To study the clinicopathological variables connected with disease-free survival (DFS) as well as overall survival (OS) in patients who are ER-positive or HER2-negative and to propose nomograms for predicting individual risk.

Methods

In this investigation, we examined 585 (development cohort) and 291 (external validation) ER-positive, HER2-negative breast cancer patients from January 2010 to January 2014. From January 2010 to December 2014, we retrospectively reviewed and analyzed 291 (external validation) and 585 (development cohort) HER2-negative, ER-positive breast cancer patients. Cox regression analysis, both multivariate and univariate, confirmed the independence indicators for OS and DFS.

Results

Using cox regression analysis, both multivariate and univariate, the following variables were combined to predict the DFS of development cohort: pathological stage (HR = 1.391; 95% CI = 1.043–1.855; P value = 0.025), luminal parting (HR = 1.836; 95% CI = 1.142–2.952; P value = .012), and clinical stage (HR = 1.879; 95% CI = 1.102–3.203; P value = 0.021).
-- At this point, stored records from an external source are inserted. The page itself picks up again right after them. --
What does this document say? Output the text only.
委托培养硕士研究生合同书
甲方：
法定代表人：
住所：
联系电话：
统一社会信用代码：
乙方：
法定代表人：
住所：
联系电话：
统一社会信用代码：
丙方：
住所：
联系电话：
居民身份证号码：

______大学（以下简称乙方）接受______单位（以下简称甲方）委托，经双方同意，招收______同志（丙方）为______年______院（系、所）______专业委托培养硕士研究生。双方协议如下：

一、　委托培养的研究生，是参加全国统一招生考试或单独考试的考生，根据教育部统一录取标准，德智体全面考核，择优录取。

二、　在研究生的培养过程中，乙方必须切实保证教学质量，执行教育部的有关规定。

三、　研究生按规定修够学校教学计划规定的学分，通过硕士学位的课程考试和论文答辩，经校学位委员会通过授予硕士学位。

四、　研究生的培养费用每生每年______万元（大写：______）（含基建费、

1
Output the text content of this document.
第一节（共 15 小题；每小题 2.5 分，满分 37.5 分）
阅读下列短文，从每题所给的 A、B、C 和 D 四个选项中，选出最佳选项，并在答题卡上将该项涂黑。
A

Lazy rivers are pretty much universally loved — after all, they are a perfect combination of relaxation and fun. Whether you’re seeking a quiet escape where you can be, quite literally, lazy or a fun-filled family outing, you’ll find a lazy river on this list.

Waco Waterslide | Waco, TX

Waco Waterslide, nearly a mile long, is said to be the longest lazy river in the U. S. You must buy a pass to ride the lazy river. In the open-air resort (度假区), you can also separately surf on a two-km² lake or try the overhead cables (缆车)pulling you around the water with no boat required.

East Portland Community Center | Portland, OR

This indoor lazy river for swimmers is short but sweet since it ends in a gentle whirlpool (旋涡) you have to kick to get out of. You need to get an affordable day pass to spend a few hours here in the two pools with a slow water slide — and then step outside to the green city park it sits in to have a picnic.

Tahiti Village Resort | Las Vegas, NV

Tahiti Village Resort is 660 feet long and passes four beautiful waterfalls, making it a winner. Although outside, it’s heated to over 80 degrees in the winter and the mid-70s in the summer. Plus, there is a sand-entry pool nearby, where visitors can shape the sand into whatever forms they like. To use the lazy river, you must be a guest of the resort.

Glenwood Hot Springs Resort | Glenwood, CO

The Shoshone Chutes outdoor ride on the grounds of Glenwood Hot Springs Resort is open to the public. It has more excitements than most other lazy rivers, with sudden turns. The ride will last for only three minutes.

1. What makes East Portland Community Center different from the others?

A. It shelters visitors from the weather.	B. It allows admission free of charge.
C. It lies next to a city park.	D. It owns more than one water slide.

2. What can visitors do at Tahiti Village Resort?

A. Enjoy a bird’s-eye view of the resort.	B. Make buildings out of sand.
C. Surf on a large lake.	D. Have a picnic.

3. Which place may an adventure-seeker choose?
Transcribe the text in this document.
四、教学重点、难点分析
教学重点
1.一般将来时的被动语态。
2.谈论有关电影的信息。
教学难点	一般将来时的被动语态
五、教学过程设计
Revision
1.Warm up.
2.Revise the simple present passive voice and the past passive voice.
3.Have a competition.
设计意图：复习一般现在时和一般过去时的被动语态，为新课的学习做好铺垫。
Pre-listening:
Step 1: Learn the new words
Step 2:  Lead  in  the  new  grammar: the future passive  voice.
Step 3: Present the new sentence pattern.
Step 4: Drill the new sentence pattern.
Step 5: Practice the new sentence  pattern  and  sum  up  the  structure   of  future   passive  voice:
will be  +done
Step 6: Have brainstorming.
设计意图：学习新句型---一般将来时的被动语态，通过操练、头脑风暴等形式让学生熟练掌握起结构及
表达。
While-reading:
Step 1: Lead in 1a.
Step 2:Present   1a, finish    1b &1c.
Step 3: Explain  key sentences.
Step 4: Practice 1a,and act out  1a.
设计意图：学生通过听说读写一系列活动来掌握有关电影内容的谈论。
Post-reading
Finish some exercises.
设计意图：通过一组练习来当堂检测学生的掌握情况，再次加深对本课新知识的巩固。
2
Endocrine therapy (HR = 3.655; 95% CI = 1.084–12.324; P value = 0.037) and clinical stage (HR = 6.792; 95% CI = 1.672–28.345; P value = 0.009) were chosen as predictors of OS. Furthermore, we generated RS-OS and RS-DFS. According to the findings of Kaplan–Meier curves, patients who are classified as having a low risk have considerably longer DFS and OS durations than patients who are classified as having a high risk.

Conclusion

To generate nomograms that predicted DFS and OS, independent predictors of DFS in ER-positive/HER2-negative breast cancer patients were chosen. The nomograms successfully stratified patients into prognostic categories and worked well in both internal validation and external validation.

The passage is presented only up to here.